His key points for non-professional investors were:
- You don’t need special skills to invest. American businesses generally do well over time
- Aim to own “a cross-section of businesses” through low-cost index funds like S&P 500
- Invest consistently over time, avoid getting caught up in market highs or lows
Here’s an excerpt from the letter:
When Charlie and I buy stocks — which we think of as small portions of businesses — our analysis is very similar to that which we use in buying entire businesses.
We first have to decide whether we can sensibly estimate an earnings range for five years out, or more. If the answer is yes, we will buy the stock (or business) if it sells at a reasonable price in relation to the bottom boundary of our estimate.
If, however, we lack the ability to estimate future earnings — which is usually the case — we simply move on to other prospects. In the 54 years we have worked together, we have never foregone an attractive purchase because of the macro or political environment, or the views of other people. In fact, these subjects never come up when we make decisions.
It’s vital, however, that we recognize the perimeter of our “circle of competence” and stay well inside of it. Even then, we will make some mistakes, both with stocks and businesses.

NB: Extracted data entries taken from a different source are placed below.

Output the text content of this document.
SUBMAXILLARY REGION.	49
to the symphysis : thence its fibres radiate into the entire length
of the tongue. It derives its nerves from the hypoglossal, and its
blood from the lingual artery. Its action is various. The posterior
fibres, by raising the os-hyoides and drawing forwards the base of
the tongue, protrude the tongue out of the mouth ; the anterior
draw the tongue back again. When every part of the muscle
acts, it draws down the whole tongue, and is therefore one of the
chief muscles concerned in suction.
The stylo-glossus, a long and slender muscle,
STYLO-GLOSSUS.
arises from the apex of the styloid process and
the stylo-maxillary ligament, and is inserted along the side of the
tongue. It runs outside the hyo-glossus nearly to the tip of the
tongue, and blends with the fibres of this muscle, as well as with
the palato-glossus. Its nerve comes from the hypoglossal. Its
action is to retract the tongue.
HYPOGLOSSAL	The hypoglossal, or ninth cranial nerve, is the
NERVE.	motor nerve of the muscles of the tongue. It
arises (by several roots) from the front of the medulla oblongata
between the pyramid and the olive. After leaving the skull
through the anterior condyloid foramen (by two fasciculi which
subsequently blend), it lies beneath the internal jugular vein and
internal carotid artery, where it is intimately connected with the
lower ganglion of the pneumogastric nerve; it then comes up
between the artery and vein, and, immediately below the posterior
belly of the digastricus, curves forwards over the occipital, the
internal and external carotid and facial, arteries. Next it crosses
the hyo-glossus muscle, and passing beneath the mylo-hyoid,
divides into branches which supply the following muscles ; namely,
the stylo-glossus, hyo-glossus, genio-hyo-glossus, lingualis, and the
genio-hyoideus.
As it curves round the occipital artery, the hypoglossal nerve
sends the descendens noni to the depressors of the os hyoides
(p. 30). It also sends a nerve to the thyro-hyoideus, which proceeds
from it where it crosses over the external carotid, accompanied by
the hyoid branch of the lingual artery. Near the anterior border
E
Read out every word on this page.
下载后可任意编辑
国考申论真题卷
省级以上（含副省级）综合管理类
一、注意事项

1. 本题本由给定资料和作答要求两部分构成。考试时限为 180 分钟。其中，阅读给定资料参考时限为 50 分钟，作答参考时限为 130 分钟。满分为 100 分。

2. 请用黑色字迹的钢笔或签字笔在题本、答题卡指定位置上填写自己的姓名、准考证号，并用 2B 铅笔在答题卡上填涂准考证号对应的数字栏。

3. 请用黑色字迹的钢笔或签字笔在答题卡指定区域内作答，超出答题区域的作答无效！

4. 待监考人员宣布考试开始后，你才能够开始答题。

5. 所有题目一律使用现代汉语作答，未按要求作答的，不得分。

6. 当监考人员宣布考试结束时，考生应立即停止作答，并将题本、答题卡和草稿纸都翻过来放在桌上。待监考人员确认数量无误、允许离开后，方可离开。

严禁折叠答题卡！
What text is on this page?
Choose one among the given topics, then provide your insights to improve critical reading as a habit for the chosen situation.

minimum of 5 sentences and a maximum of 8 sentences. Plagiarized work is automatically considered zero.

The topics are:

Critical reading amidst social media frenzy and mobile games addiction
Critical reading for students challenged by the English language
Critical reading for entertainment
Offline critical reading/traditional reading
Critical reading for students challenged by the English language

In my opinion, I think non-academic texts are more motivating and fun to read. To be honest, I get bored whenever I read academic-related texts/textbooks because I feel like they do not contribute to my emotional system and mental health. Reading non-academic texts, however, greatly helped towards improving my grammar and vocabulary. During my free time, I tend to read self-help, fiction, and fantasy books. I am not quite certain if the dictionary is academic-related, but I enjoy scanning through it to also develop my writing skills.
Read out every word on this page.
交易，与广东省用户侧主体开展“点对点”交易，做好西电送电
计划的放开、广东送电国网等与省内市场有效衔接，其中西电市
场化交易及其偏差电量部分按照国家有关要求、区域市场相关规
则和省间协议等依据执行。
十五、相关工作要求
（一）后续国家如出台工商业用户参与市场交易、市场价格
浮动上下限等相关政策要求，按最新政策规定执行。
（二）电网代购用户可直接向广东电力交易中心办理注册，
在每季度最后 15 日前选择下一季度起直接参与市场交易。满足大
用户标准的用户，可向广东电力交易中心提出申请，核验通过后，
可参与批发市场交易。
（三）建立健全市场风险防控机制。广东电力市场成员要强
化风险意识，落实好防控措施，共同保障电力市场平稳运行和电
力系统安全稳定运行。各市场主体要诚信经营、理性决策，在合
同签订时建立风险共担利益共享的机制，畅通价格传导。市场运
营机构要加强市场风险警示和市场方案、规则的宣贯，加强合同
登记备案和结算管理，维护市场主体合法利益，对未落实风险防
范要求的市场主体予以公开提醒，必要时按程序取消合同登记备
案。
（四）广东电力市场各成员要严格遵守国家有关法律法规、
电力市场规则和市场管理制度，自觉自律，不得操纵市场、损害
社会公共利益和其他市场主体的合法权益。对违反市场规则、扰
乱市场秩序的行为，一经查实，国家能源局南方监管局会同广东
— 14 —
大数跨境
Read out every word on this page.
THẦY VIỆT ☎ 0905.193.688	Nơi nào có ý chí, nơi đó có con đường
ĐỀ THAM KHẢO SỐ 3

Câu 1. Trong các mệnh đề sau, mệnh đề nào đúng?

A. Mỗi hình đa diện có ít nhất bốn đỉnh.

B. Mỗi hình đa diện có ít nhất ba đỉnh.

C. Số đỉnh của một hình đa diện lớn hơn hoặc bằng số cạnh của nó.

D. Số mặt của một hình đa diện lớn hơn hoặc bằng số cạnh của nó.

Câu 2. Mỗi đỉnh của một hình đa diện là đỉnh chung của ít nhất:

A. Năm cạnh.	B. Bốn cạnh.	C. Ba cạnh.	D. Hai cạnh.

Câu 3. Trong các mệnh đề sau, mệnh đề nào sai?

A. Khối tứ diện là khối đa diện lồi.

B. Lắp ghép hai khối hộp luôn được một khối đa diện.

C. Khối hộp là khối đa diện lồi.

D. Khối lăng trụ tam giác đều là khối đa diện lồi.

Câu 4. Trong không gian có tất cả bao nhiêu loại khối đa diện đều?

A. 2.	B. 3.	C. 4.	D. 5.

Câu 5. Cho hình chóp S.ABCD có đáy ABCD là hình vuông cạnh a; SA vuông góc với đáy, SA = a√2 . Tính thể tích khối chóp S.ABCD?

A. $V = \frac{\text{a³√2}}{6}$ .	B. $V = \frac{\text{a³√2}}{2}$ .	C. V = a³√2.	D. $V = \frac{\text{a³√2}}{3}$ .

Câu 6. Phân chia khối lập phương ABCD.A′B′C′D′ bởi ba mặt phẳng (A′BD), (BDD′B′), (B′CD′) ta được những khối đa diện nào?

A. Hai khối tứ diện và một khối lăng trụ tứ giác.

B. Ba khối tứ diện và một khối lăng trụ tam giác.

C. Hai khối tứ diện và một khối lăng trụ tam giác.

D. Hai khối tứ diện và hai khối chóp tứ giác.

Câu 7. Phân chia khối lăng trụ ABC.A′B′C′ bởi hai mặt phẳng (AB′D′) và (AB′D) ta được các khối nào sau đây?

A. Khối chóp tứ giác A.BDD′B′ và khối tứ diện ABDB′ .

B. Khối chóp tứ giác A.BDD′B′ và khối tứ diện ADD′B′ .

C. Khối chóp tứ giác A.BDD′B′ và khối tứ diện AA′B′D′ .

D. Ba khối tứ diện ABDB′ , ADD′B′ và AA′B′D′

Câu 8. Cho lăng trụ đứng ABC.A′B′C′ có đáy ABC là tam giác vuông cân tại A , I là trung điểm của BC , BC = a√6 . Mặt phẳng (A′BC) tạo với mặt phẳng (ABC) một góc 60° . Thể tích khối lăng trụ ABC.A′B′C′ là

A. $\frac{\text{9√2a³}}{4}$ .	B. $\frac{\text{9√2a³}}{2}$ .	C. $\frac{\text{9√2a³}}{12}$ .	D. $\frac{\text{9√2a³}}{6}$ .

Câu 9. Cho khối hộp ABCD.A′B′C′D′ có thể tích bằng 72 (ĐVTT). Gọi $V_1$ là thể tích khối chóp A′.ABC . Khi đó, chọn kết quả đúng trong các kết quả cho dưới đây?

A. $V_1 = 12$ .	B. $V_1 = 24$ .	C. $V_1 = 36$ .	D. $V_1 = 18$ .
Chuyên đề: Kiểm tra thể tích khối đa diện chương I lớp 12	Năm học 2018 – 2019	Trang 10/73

But they will not be the disasters that occur, for example, when a long-rising market induces purchases that are based on anticipated price behavior and a desire to be where the action is.
Most investors, of course, have not made the study of business prospects a priority in their lives. If wise, they will conclude that they do not know enough about specific businesses to predict their future earning power.
I have good news for these non-professionals: The typical investor doesn’t need this skill. In aggregate, American business has done wonderfully over time and will continue to do so (though, most assuredly, in unpredictable fits and starts).
In the 20th Century, the Dow Jones Industrials index advanced from 66 to 11,497, paying a rising stream of dividends to boot.
The 21st Century will witness further gains, almost certain to be substantial. The goal of the non-professional should not be to pick winners — neither he nor his “helpers” can do that — but should rather be to own a cross-section of businesses that in aggregate are bound to do well.
A low-cost S&P 500 index fund will achieve this goal.
That’s the “what” of investing for the non-professional. The “when” is also important. The main danger is that the timid or beginning investor will enter the market at a time of extreme exuberance and then become disillusioned when paper losses occur.
(Remember the late Barton Biggs’ observation: “A bull market is like sex. It feels best just before it ends.”) The antidote to that kind of mistiming is for an investor to accumulate shares over a long period and never to sell when the news is bad and stocks are well off their highs.
Following those rules, the “know-nothing” investor who both diversifies and keeps his costs minimal is virtually certain to get satisfactory results.
Indeed, the unsophisticated investor who is realistic about his shortcomings is likely to obtain better long-term results than the knowledgeable professional who is blind to even a single weakness.
If “investors” frenetically bought and sold farmland to each other, neither the yields nor prices of their crops would be increased.
The only consequence of such behavior would be decreases in the overall earnings realized by the farm-owning population because of the substantial costs it would incur as it sought advice and switched properties.
Nevertheless, both individuals and institutions will constantly be urged to be active by those who profit from giving advice or effecting transactions.
The resulting frictional costs can be huge and, for investors in aggregate, devoid of benefit. So ignore the chatter, keep your costs minimal, and invest in stocks as you would in a farm.
My money, I should add, is where my mouth is: What I advise here is essentially identical to certain instructions I’ve laid out in my will.
One bequest provides that cash will be delivered to a trustee for my wife’s benefit. (I have to use cash for individual bequests, because all of my Berkshire shares will be fully distributed to certain philanthropic organizations over the ten years following the closing of my estate.)
My advice to the trustee could not be more simple: Put 10% of the cash in short-term government bonds and 90% in a very low-cost S&P 500 index fund. (I suggest Vanguard’s.)
I believe the trust’s long-term results from this policy will be superior to those attained by most investors — whether pension funds, institutions or individuals — who employ high-fee managers.